A nuclear test by North Korea could encourage Japan, Taiwan and possibly South Korea to initiate their own nuclear programs in the already unsettled region, according to a report by Republican staff on the House Intelligence Committee.
The 36-page document circulated on Tuesday says U.S. spy agencies must do more to fill crucial intelligence gaps on the closed communist regime. It argues that North Korea's threatened nuclear test would drive relations with its Asian neighbors to "a new low."
"Most importantly, a North Korean nuclear test could have serious implications for regional security as it might spur Japan, Taiwan and possibly South Korea to begin their own nuclear weapons programs," the report concludes.
The report says the regime's existing program "has seriously undermined its relations within the region and beyond by destabilizing East Asia."
In recent months, senior U.S. intelligence officials have provided little detail publicly about the latest thinking on North Korea, so the report provides an unusual assessment of subjects from the regime's counterfeiting to its military spending.
Republicans highlighted the fact that the document was reviewed by National Intelligence Director John Negroponte's top aide on North Korea, who told the committee it was "objective, not biased and not excessively harsh," according to an attached memo.
Yet Negroponte spokesman Chad Kolton said officials had reviewed a draft copy of the report and had not yet read the final version to know if their suggested changes were incorporated.
It comes in a series of committee reports on Iran and other hot subjects that have come under fire by critics who find errors and political undertones.
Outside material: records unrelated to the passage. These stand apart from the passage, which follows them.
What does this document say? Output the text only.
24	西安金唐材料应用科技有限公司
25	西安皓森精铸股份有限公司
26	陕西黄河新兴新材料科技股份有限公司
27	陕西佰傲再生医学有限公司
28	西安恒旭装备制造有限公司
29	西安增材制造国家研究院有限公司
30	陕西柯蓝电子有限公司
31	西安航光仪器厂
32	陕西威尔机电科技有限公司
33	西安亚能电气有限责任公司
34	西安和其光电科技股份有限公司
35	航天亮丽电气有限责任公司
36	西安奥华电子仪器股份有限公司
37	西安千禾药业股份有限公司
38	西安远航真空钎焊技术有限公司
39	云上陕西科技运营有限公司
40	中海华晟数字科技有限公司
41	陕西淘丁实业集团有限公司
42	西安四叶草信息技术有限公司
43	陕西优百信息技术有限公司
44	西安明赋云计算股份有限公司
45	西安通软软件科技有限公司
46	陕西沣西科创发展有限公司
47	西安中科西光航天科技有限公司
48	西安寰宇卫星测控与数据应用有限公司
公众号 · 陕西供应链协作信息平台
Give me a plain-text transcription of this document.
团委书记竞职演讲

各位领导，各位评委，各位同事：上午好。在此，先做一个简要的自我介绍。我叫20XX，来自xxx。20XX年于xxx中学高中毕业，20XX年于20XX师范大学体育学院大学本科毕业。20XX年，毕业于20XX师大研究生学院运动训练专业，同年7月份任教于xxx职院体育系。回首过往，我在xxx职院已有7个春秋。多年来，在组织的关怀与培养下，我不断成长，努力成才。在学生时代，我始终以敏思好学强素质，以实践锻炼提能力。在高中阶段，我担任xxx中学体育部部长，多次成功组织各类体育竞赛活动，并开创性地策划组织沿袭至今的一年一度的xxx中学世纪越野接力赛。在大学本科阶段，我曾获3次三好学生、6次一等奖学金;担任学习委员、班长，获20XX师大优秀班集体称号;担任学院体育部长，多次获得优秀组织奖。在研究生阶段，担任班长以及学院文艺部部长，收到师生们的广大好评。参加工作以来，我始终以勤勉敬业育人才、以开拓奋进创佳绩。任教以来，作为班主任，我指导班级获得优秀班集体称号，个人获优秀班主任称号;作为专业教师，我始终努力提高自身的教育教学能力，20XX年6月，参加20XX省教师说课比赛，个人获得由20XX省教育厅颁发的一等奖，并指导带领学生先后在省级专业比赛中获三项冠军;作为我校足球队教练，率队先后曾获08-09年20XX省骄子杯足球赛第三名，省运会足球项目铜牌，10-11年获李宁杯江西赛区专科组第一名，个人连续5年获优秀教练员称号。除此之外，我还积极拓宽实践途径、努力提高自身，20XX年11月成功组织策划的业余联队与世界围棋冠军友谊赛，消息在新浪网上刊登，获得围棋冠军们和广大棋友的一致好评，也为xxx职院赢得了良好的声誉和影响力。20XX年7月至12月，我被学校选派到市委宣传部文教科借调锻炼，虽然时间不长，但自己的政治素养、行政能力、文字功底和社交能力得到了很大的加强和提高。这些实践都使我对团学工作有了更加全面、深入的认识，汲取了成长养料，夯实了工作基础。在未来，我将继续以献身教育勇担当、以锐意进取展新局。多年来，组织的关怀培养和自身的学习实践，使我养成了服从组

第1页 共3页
This one appeared to be no different.
David Albright, a former weapons inspector who heads the Washington-based Institute for Science and International Security, called at least one section of the report "nonsense." It describes North Korea's uranium enrichment program as older than Iran's and argues it's reasonable to assume that North Korea has as many centrifuges as Iran.
Tehran has said publicly it hopes to have 3,000 centrifuges enriching uranium by next year, which could theoretically produce two or more weapons each year.
Albright said North Korea's uranium program is not well understood, but he called it "misleading and dishonest" to date the North Korean centrifuge program back to 1985, when the Iranians are known to have started theirs.
Iran, he noted, also got significantly more help than North Korea from the Pakistani scientist A.Q. Khan.
Rep. Mike Rogers, R-Mich., who signed the report as chairman of the intelligence policy subcommittee, said the committee took almost all the changes suggested by the intelligence officials. He said the section Albright highlights was not one that raised questions and noted the report was assembled "painstakingly" to give the public more information.
The Democrats didn't participate in the report's drafting, which is part of the Republicans' "scare America plan," said Patrick Eddington, a spokesman for New Jersey Rep. Rush Holt, the policy subcommittee's top Democrat.
The findings on the major part of North Korea's nuclear program — its plutonium enrichment — are in line with the consensus of experts.
The report says Pyongyang is believed to have at least one or two nuclear weapons from its plutonium program, and estimates it could have five more if it has reprocessed 8,000 spent fuel rods. With additional steps, North Korea could produce many more.
The report lays out the range of issues, including North Korea's efforts to counterfeit U.S. currency, the population's poverty and the regime's massive defense spending.
The Republican staff noted the size of the North Korean military — 1.2 million men — but said the conventional threat from North Korea has declined because of poor economic conditions and the slow pace of modernization.
The concern, the report says, is that the North Korean leadership could miscalculate "by instigating a minor provocation that escalates into a major incident."
It also calls North Korea's intelligence service "aggressive and ruthless," and says it "almost certainly" has a heavy contingent of intelligence officers working at the United Nations in New York.
The U.S. intelligence community has spy satellites and other eavesdropping equipment aimed at North Korea, and the report calls on the agencies to do more to fill the gaps so analysts can make judgments "with confidence" about the murky regime.
That need will be especially acute, the report says, if the U.S. needs to monitor any potential agreements with North Korea to curb its nuclear program.
Such an agreement seemed far off on Tuesday, given North Korea's threats to test a weapon. Eyes now are on what U.S. intelligence can do to confirm — and predict — such a test, which is expected to be underground.
A host of U.S. agencies are believed to be studying the issue, looking for clues such as trucks and other activity around the suspected test site.
Within the U.S. military, the organization primarily responsible for reporting on nuclear events is the Air Force Technical Applications Center, headquartered at Florida's Patrick Air Force Base. It operates a worldwide network of nuclear event detection sensors, which includes satellites and a ground-based seismic network.